Par contre, il est vrai que les réfugiés arrivés en masse en Europe constituent un vivier pour des recruteurs islamistes radicaux. A savoir qu’ils vont vite être déçus de leurs conditions de vie ne trouvant pas le paradis qu’ils s’étaient imaginés. Les activistes vont pouvoir surfer sur le mécontentement qui va en découler pour recruter de nouveaux adeptes et créer des cellules clandestines.

Il y a bien sûr aussi le problème des activistes qui utilisent les filières de migration pour s’introduire discrètement en Europe. Cela perdurera tant que les contrôles n’auront pas été renforcés.

La France serait-elle tout particulièrement visée par cette "diaspora terroriste" si celle-ci venait à se manifester à terme, en raison de la défaite de l'EI sur le front syro-irakien ? 

Selon le ministère de l’Intérieur, à la mi-juillet 2 147 Français ou résidents seraient liés à Daech. 680 seraient sur zone, 187 auraient été tués, 179 sont en transit, 203 sont revenus et 898 présenteraient des velléités au départ. Ces chiffres importants, qui sont encore en augmentation malgré la "défaite" annoncée de Daech, laissent à penser que de nombreux volontaires risquent d’être extrêmement "frustrés" dans l’avenir. La multiplication des actes de "vengeance" via des actes de violence à domicile constitue donc un scénario parfaitement crédible.

La vague d'attentats que connaît actuellement l'Europe, et tout particulièrement la France, est-elle déjà la manifestation de cette potentielle "diaspora terroriste" en provenance de Syrie ? 

Je ne le pense pas. En effet, en dehors des attentats du 13 novembre 2015, les autres actions violentes ont été le fait d’individus qui n’avaient pas mis les pieds en Syrie ou en Irak, même s’ils avaient tenté de s’y rendre. D’ailleurs, on s’aperçoit que nombre d’attentats commis en Occident sont souvent le fait d’individus qui ont été empêchés, d’une manière ou d’une autre, de rejoindre Daech.

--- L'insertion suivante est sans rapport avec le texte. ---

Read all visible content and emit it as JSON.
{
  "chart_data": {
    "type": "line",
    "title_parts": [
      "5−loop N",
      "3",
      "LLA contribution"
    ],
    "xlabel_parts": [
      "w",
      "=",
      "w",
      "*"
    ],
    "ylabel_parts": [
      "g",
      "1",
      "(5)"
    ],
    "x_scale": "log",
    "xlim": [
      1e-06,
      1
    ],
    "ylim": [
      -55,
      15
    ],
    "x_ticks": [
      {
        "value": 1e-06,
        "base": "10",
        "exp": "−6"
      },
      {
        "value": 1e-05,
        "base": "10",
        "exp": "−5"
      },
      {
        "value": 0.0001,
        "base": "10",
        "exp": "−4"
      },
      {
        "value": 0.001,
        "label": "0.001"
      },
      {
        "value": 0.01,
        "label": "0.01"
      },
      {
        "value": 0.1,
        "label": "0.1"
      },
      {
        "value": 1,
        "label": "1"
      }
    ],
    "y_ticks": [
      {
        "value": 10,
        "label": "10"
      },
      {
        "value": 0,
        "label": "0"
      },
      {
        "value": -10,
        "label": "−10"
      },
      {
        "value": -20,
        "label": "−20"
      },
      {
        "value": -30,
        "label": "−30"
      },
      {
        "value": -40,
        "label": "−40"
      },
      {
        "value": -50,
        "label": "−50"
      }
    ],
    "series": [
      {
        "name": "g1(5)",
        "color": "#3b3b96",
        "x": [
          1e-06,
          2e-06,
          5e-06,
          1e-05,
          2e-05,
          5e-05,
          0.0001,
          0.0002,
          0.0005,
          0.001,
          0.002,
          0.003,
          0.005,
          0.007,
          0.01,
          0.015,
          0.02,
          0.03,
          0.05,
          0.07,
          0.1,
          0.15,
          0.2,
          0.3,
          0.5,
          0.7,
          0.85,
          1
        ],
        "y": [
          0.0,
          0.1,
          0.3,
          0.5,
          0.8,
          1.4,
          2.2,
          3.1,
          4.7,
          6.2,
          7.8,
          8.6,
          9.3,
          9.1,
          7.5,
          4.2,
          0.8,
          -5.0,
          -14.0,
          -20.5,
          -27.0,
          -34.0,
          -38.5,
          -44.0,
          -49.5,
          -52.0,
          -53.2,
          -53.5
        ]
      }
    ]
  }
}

Dans ses déclarations, James Comey a évoqué le cas de l'Afghanistan, précisant qu'à la fin du conflit, "les terroristes (engagés sur le front afghan) étaient partis aux quatre coins du monde". Y-a-t-il effectivement des enseignements à tirer de ce qui a pu se passer suite à la guerre d' Afghanistan au regard de la menace brandie par le directeur du FBI ? 

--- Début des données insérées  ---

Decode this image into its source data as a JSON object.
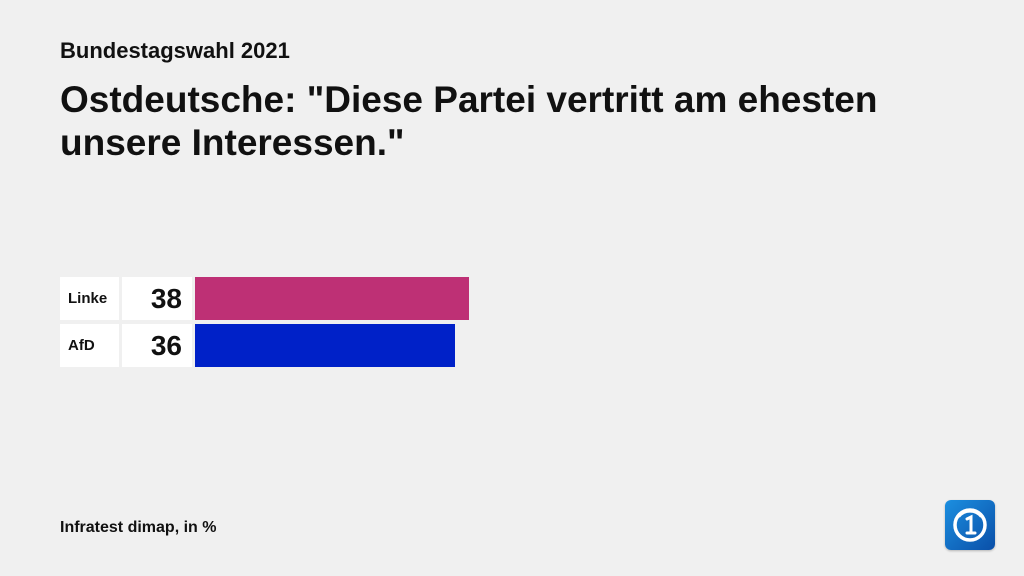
{
  "header": {
    "subtitle": "Bundestagswahl 2021",
    "title": "Ostdeutsche: \"Diese Partei vertritt am ehesten unsere Interessen.\""
  },
  "chart_data": {
    "type": "bar",
    "orientation": "horizontal",
    "title": "Ostdeutsche: \"Diese Partei vertritt am ehesten unsere Interessen.\"",
    "subtitle": "Bundestagswahl 2021",
    "categories": [
      "Linke",
      "AfD"
    ],
    "values": [
      38,
      36
    ],
    "colors": [
      "#be3075",
      "#0021c8"
    ],
    "unit": "%",
    "xlim": [
      0,
      100
    ],
    "grid": false,
    "legend": "none"
  },
  "footer": {
    "source": "Infratest dimap, in %"
  },
  "logo": {
    "icon": "tagesschau-logo-icon",
    "color": "#1c8fe0"
  }
}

Il est vrai qu’Al-Qaida "canal historique" a été fondé par Oussama Ben Laden à partir de volontaires qui ont transité dans ses camps lors de la guerre contre les Soviétiques en Afghanistan. Mais la matrice de l’organisation a surtout vu le jour lors de l’exil de Ben Laden au Soudan de 1994 à 1996. Il a alors profité de la présence régulière de responsables islamiques radicaux, notamment lors de "congrès" et de "conférences" organisés sous l’égide du chef religio-politique Hassan al-Tourabi, son protecteur de l’époque, pour nouer des liens qui lui ont servi à bâtir sa nébuleuse. Il aurait organisé des attentats contre l’Arabie saoudite et les pays occidentaux, mais ces opérations étaient souvent menées par d’autres mouvements comme le Jemaah Islamiyah égyptien. Les deux premiers d’importance, qui sont imputés directement à Al-Qaida, sont ceux dirigés contre les ambassades américaines de Nairobi et de Dar es Salam en 1998. Curieusement, les Américains, même après ces opérations meurtrières, n’ont pas réellement cru à l’époque à l’importance de la menace représentée par l’islam radical djihadiste. Il a fallu le 11 septembre 2001 pour qu’ils en soient convaincus.

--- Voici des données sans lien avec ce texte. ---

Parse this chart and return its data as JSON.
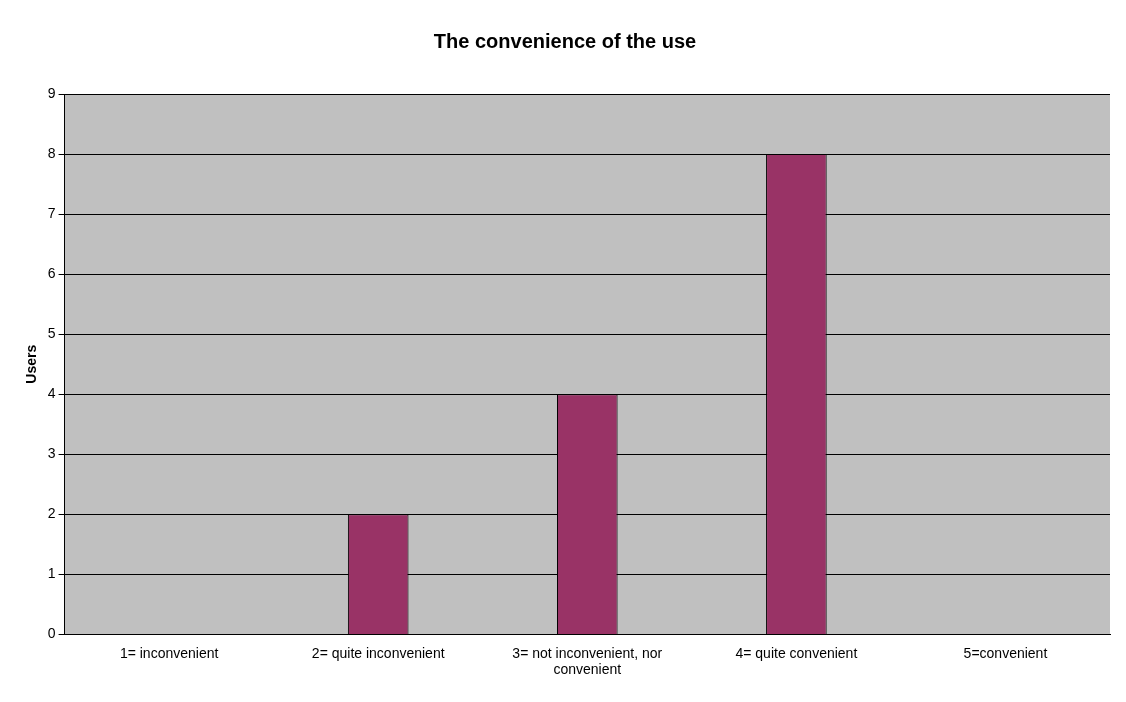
{
  "chart_data": {
    "type": "bar",
    "title": "The convenience of the use",
    "ylabel": "Users",
    "categories": [
      "1= inconvenient",
      "2= quite inconvenient",
      "3= not inconvenient, nor convenient",
      "4= quite convenient",
      "5=convenient"
    ],
    "values": [
      0,
      2,
      4,
      8,
      0
    ],
    "color": "#993366",
    "ylim": [
      0,
      9
    ],
    "yticks": [
      0,
      1,
      2,
      3,
      4,
      5,
      6,
      7,
      8,
      9
    ],
    "grid": "y",
    "legend": false
  }
}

Mais la différence avec aujourd’hui résidait dans le fait que tous les attentats ont été plus ou moins commandités par un organe unique, Al-Qaida central (le commandement d’Al-Qaida). Nous avons désormais à faire à un mode d’action beaucoup plus décentralisé et moins prévisible. A noter qu'Al-Qaida appelle aussi les" loups solitaires" à déclencher des "opérations d’assassinats" via sa revue en anglais Inspire. Le problème réside dans le fait que ceux qui se décident à passer à l’action préfèrent se revendiquer du label Daech jugé plus "porteur".